Rob Savage, press secretary for minister Dave Johnson, said school boards aren’t being forced to do anything but rather have been “asked” if they are going to look at reducing their capacity space.
“We have asked them to provide us a list if they are looking for new funding in other areas,” he noted, such as capital for new schools.
“The community has to really decide what’s the best way to accommodate the students,” he added. “I think most people in Ontario want to see our dollars putting our students in school to be used effectively as possible, not to house empty spaces.”
The new funding model under Bill 160 determines maintenance dollars on a per pupil basis rather than a square footage one.
But McLeod stressed there’s no way the board can meet this deadline, noting it has struck a committee to do a study on its facilities but that alone will take about a year to do properly.
“We’ve sent a letter to the ministry urging that they delay it for two years,” he said.
School boards across the province are “scrambling” to find solutions to half-empty schools, charged Liz Sandals, president of the Ontario Public School Boards’ Association.
“Traditionally, before Bill 160, school boards had policies in place that offered discussion and a fair consultative process in which all members of the community could participate,” she wrote in an open letter to the editor.
“There is simply not enough time to have real debate on such a critical issue, which carries such profound impacts,” she argued.
NDP leader and local MPP Howard Hampton said the ideal number of students in each school the ministry has is around 400.
“The smaller your school is, the more budget pressure there is to [close] it,” he said, noting Nestor Falls, McCrosson/Tovell, Alberton Central, and Alexander MacKenzie will face the most pressure in this district to be axed.
McLeod said only Robert Moore School here in town is big enough to hold about 400 students–and even it is “under utilized.”

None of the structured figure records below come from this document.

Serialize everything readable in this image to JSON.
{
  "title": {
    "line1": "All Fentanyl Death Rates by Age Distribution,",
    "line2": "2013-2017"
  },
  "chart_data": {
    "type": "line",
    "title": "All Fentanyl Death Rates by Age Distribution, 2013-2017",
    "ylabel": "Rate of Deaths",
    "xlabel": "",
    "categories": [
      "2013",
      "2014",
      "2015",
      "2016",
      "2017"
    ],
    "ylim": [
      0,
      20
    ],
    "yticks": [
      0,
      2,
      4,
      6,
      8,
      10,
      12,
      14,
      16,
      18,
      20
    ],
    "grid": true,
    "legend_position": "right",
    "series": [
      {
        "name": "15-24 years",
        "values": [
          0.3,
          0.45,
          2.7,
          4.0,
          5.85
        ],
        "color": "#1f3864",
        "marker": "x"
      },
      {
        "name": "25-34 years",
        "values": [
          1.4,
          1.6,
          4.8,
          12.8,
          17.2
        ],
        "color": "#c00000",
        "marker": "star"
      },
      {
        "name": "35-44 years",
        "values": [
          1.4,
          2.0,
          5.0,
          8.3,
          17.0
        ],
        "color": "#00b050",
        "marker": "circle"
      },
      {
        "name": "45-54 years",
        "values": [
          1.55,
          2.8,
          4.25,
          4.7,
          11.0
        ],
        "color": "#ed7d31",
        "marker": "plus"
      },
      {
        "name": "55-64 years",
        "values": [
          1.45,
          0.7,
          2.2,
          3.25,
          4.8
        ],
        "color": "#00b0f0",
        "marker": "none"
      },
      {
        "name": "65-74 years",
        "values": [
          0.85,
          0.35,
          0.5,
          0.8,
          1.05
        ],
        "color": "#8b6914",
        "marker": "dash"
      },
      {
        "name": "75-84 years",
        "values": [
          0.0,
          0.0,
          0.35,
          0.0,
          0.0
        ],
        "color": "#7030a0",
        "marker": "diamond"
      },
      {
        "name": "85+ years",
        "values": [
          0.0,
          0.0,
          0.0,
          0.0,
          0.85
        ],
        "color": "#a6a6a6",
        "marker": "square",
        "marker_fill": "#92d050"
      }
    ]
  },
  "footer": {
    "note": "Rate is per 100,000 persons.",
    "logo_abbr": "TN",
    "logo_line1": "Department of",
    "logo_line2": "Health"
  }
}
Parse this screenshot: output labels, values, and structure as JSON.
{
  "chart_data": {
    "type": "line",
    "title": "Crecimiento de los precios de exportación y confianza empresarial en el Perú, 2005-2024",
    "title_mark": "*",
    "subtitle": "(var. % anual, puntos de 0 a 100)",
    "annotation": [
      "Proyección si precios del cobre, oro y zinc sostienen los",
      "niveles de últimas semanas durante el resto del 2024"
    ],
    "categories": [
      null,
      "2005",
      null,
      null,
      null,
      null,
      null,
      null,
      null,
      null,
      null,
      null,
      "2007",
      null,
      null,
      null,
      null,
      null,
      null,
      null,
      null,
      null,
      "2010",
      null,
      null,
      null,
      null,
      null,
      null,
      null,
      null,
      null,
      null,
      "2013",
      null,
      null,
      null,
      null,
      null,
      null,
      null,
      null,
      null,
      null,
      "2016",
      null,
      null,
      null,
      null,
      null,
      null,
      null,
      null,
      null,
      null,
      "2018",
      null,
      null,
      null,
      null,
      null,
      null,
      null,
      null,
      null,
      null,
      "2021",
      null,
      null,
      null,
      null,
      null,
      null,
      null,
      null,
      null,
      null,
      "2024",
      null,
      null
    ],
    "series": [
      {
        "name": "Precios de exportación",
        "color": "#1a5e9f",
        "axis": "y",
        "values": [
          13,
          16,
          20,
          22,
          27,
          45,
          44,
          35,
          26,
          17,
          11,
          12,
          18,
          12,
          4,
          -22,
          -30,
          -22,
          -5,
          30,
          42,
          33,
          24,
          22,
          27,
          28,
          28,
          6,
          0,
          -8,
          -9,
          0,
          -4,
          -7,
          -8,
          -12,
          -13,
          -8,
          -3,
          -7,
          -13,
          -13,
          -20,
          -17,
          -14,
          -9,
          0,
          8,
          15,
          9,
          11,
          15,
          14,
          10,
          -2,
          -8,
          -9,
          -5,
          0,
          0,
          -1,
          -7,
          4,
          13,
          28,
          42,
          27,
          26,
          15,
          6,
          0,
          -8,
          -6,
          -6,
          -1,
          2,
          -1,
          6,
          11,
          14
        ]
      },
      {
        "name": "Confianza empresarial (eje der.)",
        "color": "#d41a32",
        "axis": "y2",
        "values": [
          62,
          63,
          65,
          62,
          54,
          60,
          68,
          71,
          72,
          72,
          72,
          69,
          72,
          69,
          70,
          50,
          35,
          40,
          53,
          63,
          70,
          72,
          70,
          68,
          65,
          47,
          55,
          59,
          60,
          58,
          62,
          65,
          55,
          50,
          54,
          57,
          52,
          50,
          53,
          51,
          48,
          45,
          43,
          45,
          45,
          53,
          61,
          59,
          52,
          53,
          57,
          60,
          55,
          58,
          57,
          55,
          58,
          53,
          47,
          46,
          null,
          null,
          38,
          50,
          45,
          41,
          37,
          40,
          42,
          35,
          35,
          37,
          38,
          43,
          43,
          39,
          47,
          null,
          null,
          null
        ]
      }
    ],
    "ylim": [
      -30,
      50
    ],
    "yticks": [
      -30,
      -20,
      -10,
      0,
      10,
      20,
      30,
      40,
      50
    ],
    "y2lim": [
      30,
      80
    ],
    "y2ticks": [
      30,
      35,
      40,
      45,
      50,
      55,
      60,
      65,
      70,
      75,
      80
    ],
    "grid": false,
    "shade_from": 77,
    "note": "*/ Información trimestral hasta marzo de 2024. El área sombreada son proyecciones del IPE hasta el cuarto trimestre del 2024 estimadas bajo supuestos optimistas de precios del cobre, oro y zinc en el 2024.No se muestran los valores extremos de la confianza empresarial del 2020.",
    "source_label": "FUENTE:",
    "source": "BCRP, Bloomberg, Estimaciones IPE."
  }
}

“Sturgeon Creek is not full,” he noted. “Nestor Falls only [has] 25 kids. We could ship them down but it’s another bus ride of 45 minutes.
“The board has not made any study on this to see if this is a fact,” McLeod stressed, noting no schools are set for closure as of this moment.
Savage said there already has been an extension of the school closure deadline from September to December, and didn’t seem to think there would be another one.
Still, McLeod said the government may find itself without any other choice but to do it.
“The time frame is not there to do the consulting with the public that needs to be done,” McLeod stressed. “[The government] may want it but there’s no way for it to be physically done.”